I don't think that is correct. Suppose the distance of the point A initially distance $X$ from the starting point O at a time $t$ is given by the function $X(t)$. The end point E is initially at $x=c$ and since it is moving at a speed $v$ so at time $t$ the end point is at $c(t)=c+vt$. Also, since the rope is uniformly expanding so the ratio $\frac{OA}{OE}$ must be maintained. This ratio is initially $\frac{X}{c}$.

So, $\frac{X(t)}{c(t)}=\frac{X}{c}$
$\frac{X(t)}{c+vt}=\frac{X}{c}$
So, $X(t)=(c+vt)\frac{X}{c}$
which gives $X'(t)=\frac{Xv}{c} \neq \frac{vX}{c+vt}$ as mentioned in the article. Did I do something wrong?
Also, I don't think the speeds of the points on a uniformly expanding rope can depend on time because it would mean the points are accelerating.
In the article, it is mentioned in the solution to the problem that fraction of the rope that the ant moves in a time $t$ is preserved regardless of the expansion of the rope.
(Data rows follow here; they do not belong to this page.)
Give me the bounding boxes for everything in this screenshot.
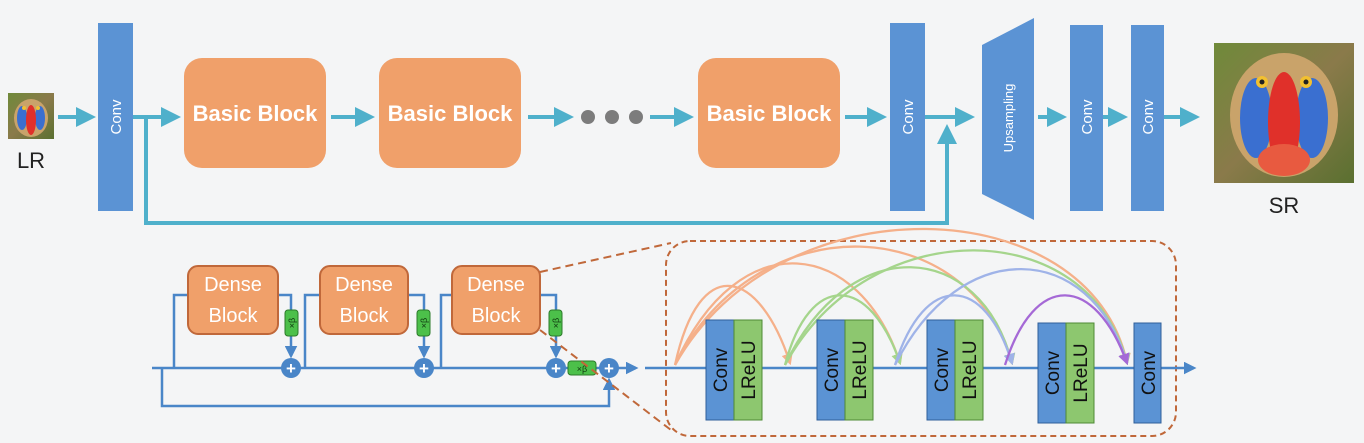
dense-conv-1 [705,319,735,421]
dense-connection-arcs [673,227,1131,366]
conv-label-hr-2: Conv [1140,99,1157,135]
conv-layer-first [98,23,133,211]
scale-beta-2-label: ×β [419,318,429,328]
basic-block-1 [184,58,326,168]
sum-node-outer [599,358,619,378]
scale-beta-1 [284,309,299,337]
scale-beta-3 [548,309,563,337]
conv-layer-after-blocks [890,23,925,211]
conv-label-first: Conv [108,99,125,135]
basic-block-3-label: Basic Block [707,101,832,126]
conv-label-hr-1: Conv [1079,99,1096,135]
dense-block-1-line1: Dense [204,274,262,296]
basic-block-2-label: Basic Block [388,101,513,126]
zoom-guide-top [539,242,672,273]
dense-lrelu-1 [733,319,763,421]
rrdb-outer-skip [160,368,616,408]
sum-node-1-symbol: + [286,359,296,378]
sum-node-2-symbol: + [419,359,429,378]
dense-conv-2-label: Conv [822,347,843,392]
dense-block-detail-frame [665,240,1177,437]
scale-beta-3-label: ×β [551,318,561,328]
dense-lrelu-2-label: LReLU [850,340,871,399]
scale-beta-1-label: ×β [287,318,297,328]
sum-node-1 [281,358,301,378]
dense-lrelu-2 [844,319,874,421]
dense-block-3-line1: Dense [467,274,525,296]
zoom-guide-bottom [539,329,672,431]
dense-lrelu-3-label: LReLU [960,340,981,399]
dense-block-2-line2: Block [340,305,390,327]
dense-block-3 [451,265,541,335]
dense-lrelu-4-label: LReLU [1071,343,1092,402]
dense-lrelu-4 [1065,322,1095,424]
dense-conv-3-label: Conv [932,347,953,392]
dense-block-2 [319,265,409,335]
upsampling-block [982,18,1034,220]
sr-label: SR [1269,193,1300,218]
sum-node-2 [414,358,434,378]
lr-image [8,93,54,139]
conv-layer-hr-1 [1070,25,1103,211]
sum-node-3 [546,358,566,378]
global-skip-connection [144,117,957,225]
basic-block-3 [698,58,840,168]
scale-beta-outer-label: ×β [577,364,587,374]
dense-block-2-line1: Dense [335,274,393,296]
basic-block-2 [379,58,521,168]
sum-node-3-symbol: + [551,359,561,378]
dense-conv-final [1133,322,1162,424]
upsampling-label: Upsampling [1001,84,1016,153]
ellipsis-dots [581,110,643,124]
dense-lrelu-3 [954,319,984,421]
dense-conv-final-label: Conv [1139,350,1160,395]
lr-label: LR [17,148,45,173]
dense-conv-1-label: Conv [711,347,732,392]
dense-block-3-line2: Block [472,305,522,327]
sr-image [1214,43,1354,183]
sum-node-outer-symbol: + [604,359,614,378]
conv-layer-hr-2 [1131,25,1164,211]
dense-block-1-line2: Block [209,305,259,327]
dense-conv-4 [1037,322,1067,424]
scale-beta-2 [416,309,431,337]
conv-label-after-blocks: Conv [900,99,917,135]
dense-conv-2 [816,319,846,421]
basic-block-1-label: Basic Block [193,101,318,126]
dense-lrelu-1-label: LReLU [739,340,760,399]
dense-block-1 [187,265,279,335]
dense-conv-4-label: Conv [1043,350,1064,395]
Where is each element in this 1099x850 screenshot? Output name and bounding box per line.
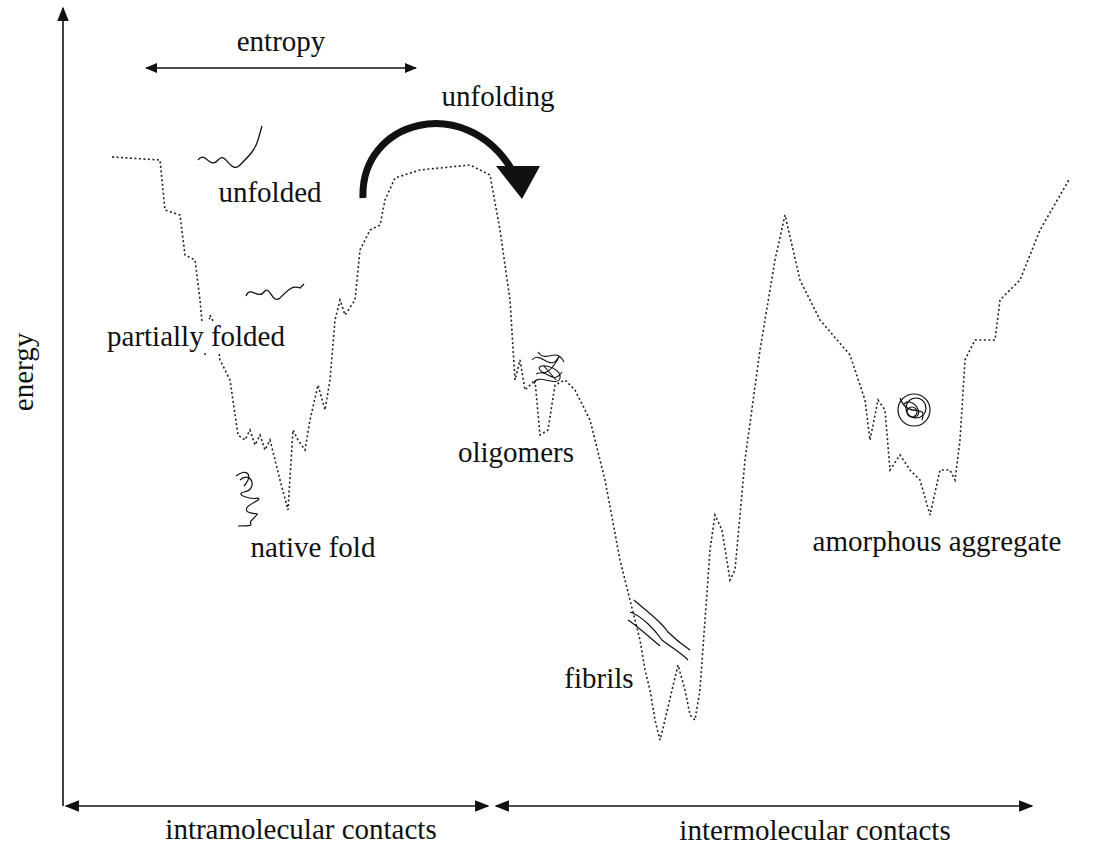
diagram-label: intermolecular contacts (677, 815, 952, 847)
entropy-arrow (146, 67, 416, 68)
unfolded-chain (198, 126, 262, 167)
diagram-label: amorphous aggregate (811, 526, 1064, 558)
intramolecular-axis (66, 805, 488, 807)
oligomer-tangle (532, 352, 564, 384)
diagram-label: intramolecular contacts (163, 814, 438, 846)
landscape-curve (112, 157, 1070, 740)
diagram-label: native fold (249, 532, 378, 564)
energy-axis (62, 8, 64, 806)
unfolding-arrow (363, 124, 512, 198)
intermolecular-axis (496, 805, 1032, 807)
unfolding-arrowhead (496, 166, 540, 199)
diagram-label: energy (8, 331, 40, 413)
diagram-label: unfolded (216, 177, 323, 209)
partial-chain (246, 284, 304, 299)
aggregate-swirl (898, 394, 930, 426)
diagram-label: unfolding (440, 81, 557, 113)
diagram-label: fibrils (562, 663, 635, 695)
diagram-label: partially folded (105, 321, 287, 353)
diagram-label: entropy (235, 26, 328, 58)
native-chain (236, 472, 259, 526)
diagram-label: oligomers (456, 437, 576, 469)
fibril-strands (628, 600, 690, 660)
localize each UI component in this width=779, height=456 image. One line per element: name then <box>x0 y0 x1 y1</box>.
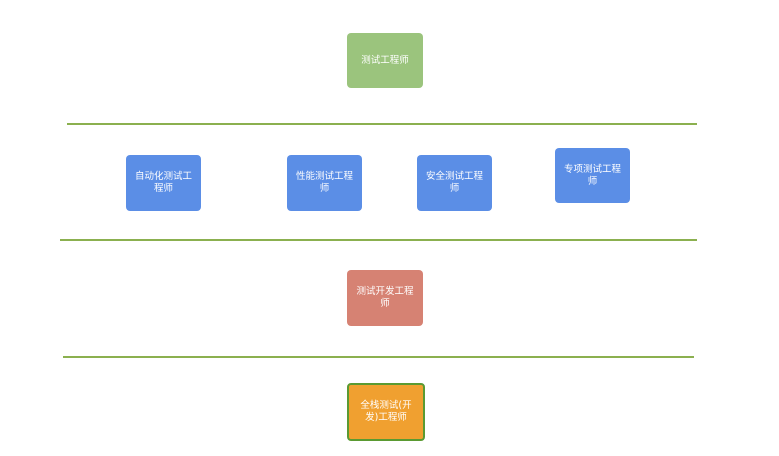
security-test-engineer-label: 安全测试工程师 <box>425 171 483 194</box>
divider-line-2 <box>60 239 697 241</box>
automation-test-engineer-label: 自动化测试工程师 <box>134 171 192 194</box>
performance-test-engineer-label: 性能测试工程师 <box>295 171 353 194</box>
test-development-engineer-node: 测试开发工程师 <box>347 270 423 326</box>
full-stack-test-engineer-node: 全栈测试(开发)工程师 <box>347 383 425 441</box>
performance-test-engineer-node: 性能测试工程师 <box>287 155 362 211</box>
test-engineer-node: 测试工程师 <box>347 33 423 88</box>
full-stack-test-engineer-label: 全栈测试(开发)工程师 <box>360 400 412 423</box>
specialized-test-engineer-label: 专项测试工程师 <box>563 163 621 187</box>
security-test-engineer-node: 安全测试工程师 <box>417 155 492 211</box>
divider-line-3 <box>63 356 694 358</box>
test-development-engineer-label: 测试开发工程师 <box>356 286 414 309</box>
automation-test-engineer-node: 自动化测试工程师 <box>126 155 201 211</box>
divider-line-1 <box>67 123 697 125</box>
specialized-test-engineer-node: 专项测试工程师 <box>555 148 630 203</box>
test-engineer-label: 测试工程师 <box>361 54 409 66</box>
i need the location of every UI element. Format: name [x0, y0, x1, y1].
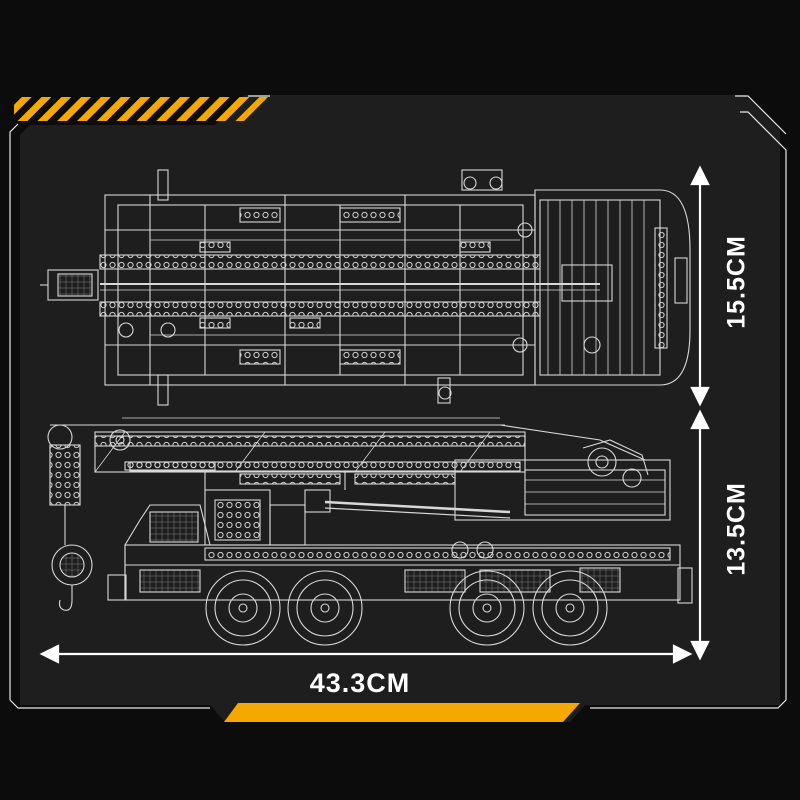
dimension-arrows [39, 165, 710, 664]
wheel-3 [449, 570, 525, 646]
top-view [40, 169, 691, 406]
side-view-height-label: 13.5CM [722, 482, 751, 576]
panel-background [20, 95, 780, 722]
frame-outline [9, 95, 787, 709]
side-view [47, 417, 693, 646]
top-view-height-label: 15.5CM [722, 235, 751, 329]
hazard-stripe-bar [14, 97, 268, 121]
wheel-1 [205, 570, 281, 646]
wheel-4 [532, 570, 608, 646]
accent-bar-bottom [224, 703, 580, 722]
wheel-2 [287, 570, 363, 646]
width-dimension-label: 43.3CM [309, 668, 411, 698]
So, $\frac{OA}{OE}$ must be the same for all points O's even if the rope expands with time.

 

[jbriggs444]

In the analytic solution section, it says that, at time $t$, a point at $x=X$, i.e. initially at a distance $X$ from the starting fixed point on a uniformly expanding rope moves with a speed $\frac{vX}{c+vt}$, where $c$ is the length of the rope and $v$ is the speed with which the end point moves.

The formula does not apply to a point initially at X. It applies to a point currently at X.

 

[Kumar8434]

The formula does not apply to a point initially at X. It applies to a point currently at X.

Oh, thanks a lot. Terrible mistake.